Back to Washington DC where some members of the far rights group proud boys pose for a photo with the hand signs and orange hats. I am unsure if the colored hats have any special meaning. If you know, let us know.
What we do know about the Proud Boys’ attire is that they prefer wearing Fred Perry polo shirts on Gavin McInnes’ suggestion, who founded the group — in addition to MAGA hats. On a side note, late last year, the Fred Perry company announced that it won’t sell polo shirts in the US until the group disassociates with them.
QAnon affiliates were also identified, one via a front cover image showing the person with a black hat wearing a QAnon shirt. We can reverse image search it but it’s pretty obvious what signal this individual wanted to send.
We can do more reverse image search research on the topic and find an Ebay sales pages for the same shirt here, for a seller located in Martin, Kentucky.
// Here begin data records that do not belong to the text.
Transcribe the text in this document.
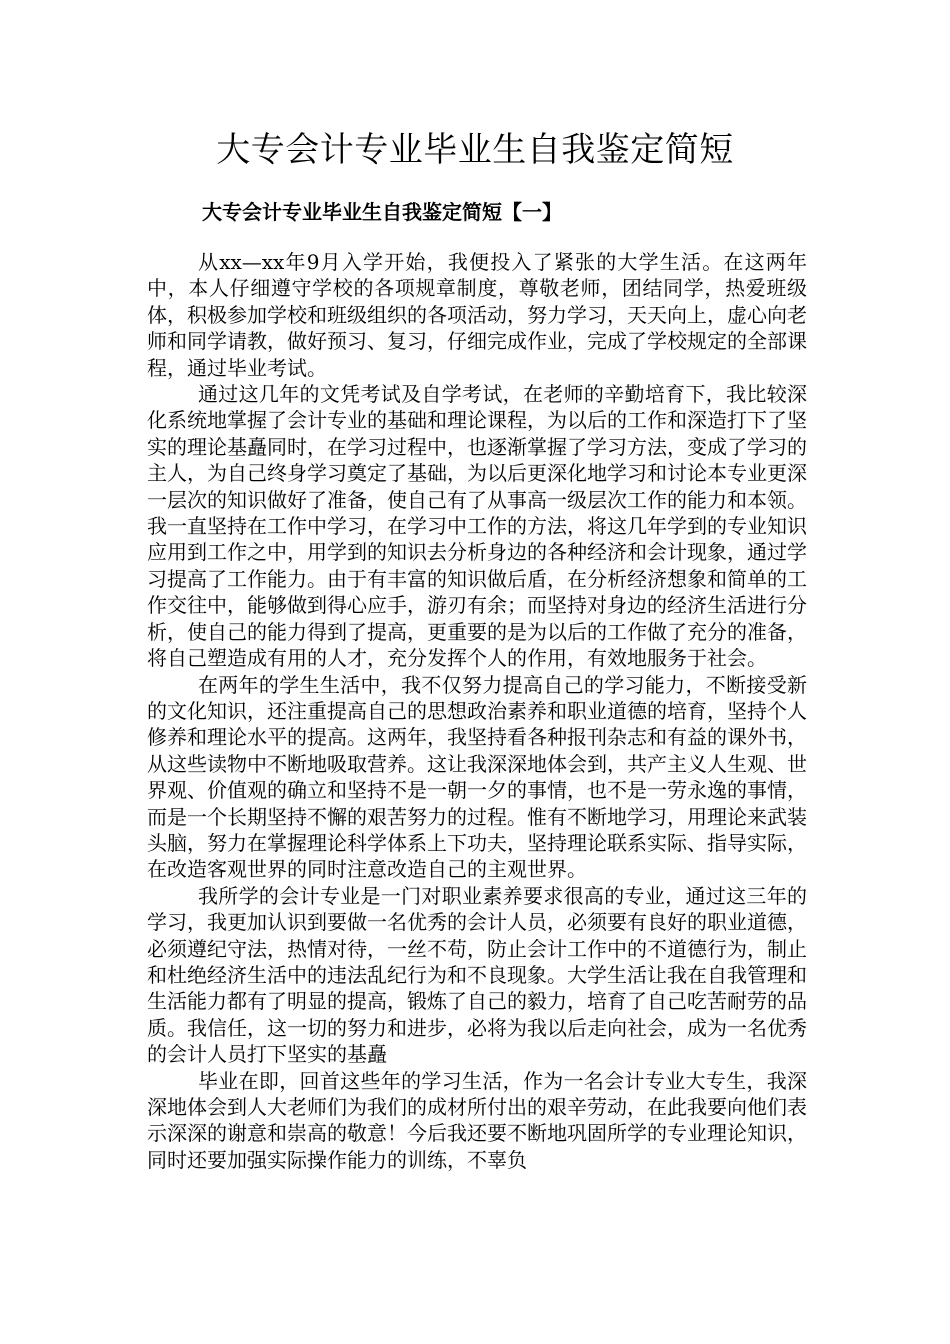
大专会计专业毕业生自我鉴定简短
大专会计专业毕业生自我鉴定简短【一】

从xx—xx年9月入学开始，我便投入了紧张的大学生活。在这两年中，本人仔细遵守学校的各项规章制度，尊敬老师，团结同学，热爱班级体，积极参加学校和班级组织的各项活动，努力学习，天天向上，虚心向老师和同学请教，做好预习、复习，仔细完成作业，完成了学校规定的全部课程，通过毕业考试。

通过这几年的文凭考试及自学考试，在老师的辛勤培育下，我比较深化系统地掌握了会计专业的基础和理论课程，为以后的工作和深造打下了坚实的理论基矗同时，在学习过程中，也逐渐掌握了学习方法，变成了学习的主人，为自己终身学习奠定了基础，为以后更深化地学习和讨论本专业更深一层次的知识做好了准备，使自己有了从事高一级层次工作的能力和本领。我一直坚持在工作中学习，在学习中工作的方法，将这几年学到的专业知识应用到工作之中，用学到的知识去分析身边的各种经济和会计现象，通过学习提高了工作能力。由于有丰富的知识做后盾，在分析经济想象和简单的工作交往中，能够做到得心应手，游刃有余；而坚持对身边的经济生活进行分析，使自己的能力得到了提高，更重要的是为以后的工作做了充分的准备，将自己塑造成有用的人才，充分发挥个人的作用，有效地服务于社会。

在两年的学生生活中，我不仅努力提高自己的学习能力，不断接受新的文化知识，还注重提高自己的思想政治素养和职业道德的培育，坚持个人修养和理论水平的提高。这两年，我坚持看各种报刊杂志和有益的课外书，从这些读物中不断地吸取营养。这让我深深地体会到，共产主义人生观、世界观、价值观的确立和坚持不是一朝一夕的事情，也不是一劳永逸的事情，而是一个长期坚持不懈的艰苦努力的过程。惟有不断地学习，用理论来武装头脑，努力在掌握理论科学体系上下功夫，坚持理论联系实际、指导实际，在改造客观世界的同时注意改造自己的主观世界。

我所学的会计专业是一门对职业素养要求很高的专业，通过这三年的学习，我更加认识到要做一名优秀的会计人员，必须要有良好的职业道德，必须遵纪守法，热情对待，一丝不苟，防止会计工作中的不道德行为，制止和杜绝经济生活中的违法乱纪行为和不良现象。大学生活让我在自我管理和生活能力都有了明显的提高，锻炼了自己的毅力，培育了自己吃苦耐劳的品质。我信任，这一切的努力和进步，必将为我以后走向社会，成为一名优秀的会计人员打下坚实的基矗

毕业在即，回首这些年的学习生活，作为一名会计专业大专生，我深深地体会到人大老师们为我们的成材所付出的艰辛劳动，在此我要向他们表示深深的谢意和崇高的敬意！今后我还要不断地巩固所学的专业理论知识，同时还要加强实际操作能力的训练，不辜负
I am aware that this isn't a complete review of what we can do with symbol and sign recognition but it’s only a start and a beginners guide for OSINT journalists. More will likely follow in another post as we see the events in the US further unfold.
Some final words on investigating right-wing groups and their activities. A useful dataset on riots across the US is the ACLED US Crisis Monitor database, for which the next batch of data (for the end of Dec and early January) will drop on January 11. Until then and beyond, happy OSINTing.